Traitors In Every War

Tokyo Rose died yeseterday, at age 90. She was born Iva Ikuko Toguri, a first generation American, who went to Japan to care for a sick relative and was captured and made to broadcast propaganda to American listeners during World War II. There were several women who were dubbed "Tokyo Rose", but she was different. At first she tried to refuse to do the broadcasts, but finally she and other POW's decided to make hash of them. She wasn't what the Japanese wanted - she had a gravelly voice and a lisp, and apparently was campy with her broadcasts.

When she got back to the U.S., she was tried for treason, due largely to the lobbying of smarmy newsman Walter Winchell, and the American Legion. The judge in the case pressured a deadlocked jury to bring in a verdict.

Years later, testimony against her was discredited and she was pardoned by President Gerald Ford just before he left office.

There were other broadcasters imprisoned: American born Mildred Gillar was called "Axis Sally", and she was sentenced to 10-30 years for her pro-Nazi broadcasts from Berlin. She was released in 1962.

An American named William Joyce was known as "Lord Haw-Haw", and his radio propaganda was beamed to England from Germany. He was tried and hanged in London. He was not yet 40.

The Korean war brought "Seoul City Sue", American born Anna Wallace Suhr, wife of a Korean newsman. She read the names of slain American soldiers off their dog tags, to a musical accompaniment.

Vietnam produced "Hanoi Hannah". She was a Vietnamese woman who read messages and propaganda designed to make American Soldiers go AWOL. She read lists of newly killed or imprisoned Americans.

"Baghdad Bob" with his lies, fantasies, and colorful descriptions of his enemies he reached meteoric heights in the First Gulf War.

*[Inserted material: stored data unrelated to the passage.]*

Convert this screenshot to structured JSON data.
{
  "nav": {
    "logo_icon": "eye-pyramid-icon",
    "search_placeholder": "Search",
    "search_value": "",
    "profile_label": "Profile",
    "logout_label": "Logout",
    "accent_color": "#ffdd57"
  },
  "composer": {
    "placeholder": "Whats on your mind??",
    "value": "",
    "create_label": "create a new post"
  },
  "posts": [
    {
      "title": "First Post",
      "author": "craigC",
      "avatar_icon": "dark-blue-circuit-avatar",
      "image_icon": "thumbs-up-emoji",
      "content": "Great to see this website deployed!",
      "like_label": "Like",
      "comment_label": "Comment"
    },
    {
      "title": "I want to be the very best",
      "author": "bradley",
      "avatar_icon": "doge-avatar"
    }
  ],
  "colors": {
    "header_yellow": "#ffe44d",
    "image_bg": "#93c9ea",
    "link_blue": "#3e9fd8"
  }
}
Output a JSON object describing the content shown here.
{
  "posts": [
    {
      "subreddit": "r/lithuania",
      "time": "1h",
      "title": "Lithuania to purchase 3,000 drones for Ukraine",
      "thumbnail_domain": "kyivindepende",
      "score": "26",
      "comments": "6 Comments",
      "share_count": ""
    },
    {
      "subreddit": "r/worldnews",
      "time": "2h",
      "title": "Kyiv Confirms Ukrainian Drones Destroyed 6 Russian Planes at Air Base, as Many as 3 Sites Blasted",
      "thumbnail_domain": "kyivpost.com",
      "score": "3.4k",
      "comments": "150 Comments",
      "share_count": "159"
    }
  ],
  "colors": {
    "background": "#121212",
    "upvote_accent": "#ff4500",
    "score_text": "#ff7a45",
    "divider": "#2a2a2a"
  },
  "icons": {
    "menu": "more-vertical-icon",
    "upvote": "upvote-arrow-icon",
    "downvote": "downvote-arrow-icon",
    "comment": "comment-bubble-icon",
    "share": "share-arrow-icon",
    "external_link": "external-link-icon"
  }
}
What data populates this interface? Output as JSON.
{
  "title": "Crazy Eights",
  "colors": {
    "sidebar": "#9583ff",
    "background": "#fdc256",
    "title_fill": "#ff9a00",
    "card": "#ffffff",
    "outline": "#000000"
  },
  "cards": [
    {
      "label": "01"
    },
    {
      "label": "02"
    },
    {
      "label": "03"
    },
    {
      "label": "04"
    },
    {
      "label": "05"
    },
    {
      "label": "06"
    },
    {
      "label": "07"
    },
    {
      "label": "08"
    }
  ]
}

American-born Adam Gadahn, sone of musician Phil Pearlman, of Southern California, became known asthe English language spokesman for al-Qaeda, and appeared as "Azzam the American".

Notice anything about these people? All but two of them were Americans.

8 comments:

patsy said...

Daddy was on Iwo Jima and he said G I's liked toka rose. said she was interening and she played american music.

Alan G said...

I happen to catch that on the news the other night and have to admit I had no idea she was a US citizen, much less a resident of Chicago. As familiar a name as she was to our generation, I guess I slept right through that history lesson in school.

patsy said...

should read tokyo rose

Annie said...

What an interesting story. Thanks for telling it, Betty. Like Alan G. I learned somethings I should have already known.

Betty said...

Alan: I had no idea ANY of them were American citizens, except the al Qaeda one. Just one of those little factoids left out of the history books, maybe? :-)

gawilli said...

This seems like a sad commentary to me. I did not know this either. It is interesting what the history books choose to leave out or expound on.

John said...

As a child I can well remember hearing Joyce's voice on the radio. He was treated as a joke by most people with his strange "Jairmany calling" accent. As an American citizen and naturalised German, Joyce could not have been convicted of treason against the British Crown, except that the prosecution successfully argued on a technicality that having lied about his nationality to obtain a British passport. Joyce thus owed allegiance to the King.

Dogwalkmusings said...

If I read you blog long enough I'm going to have one fine education!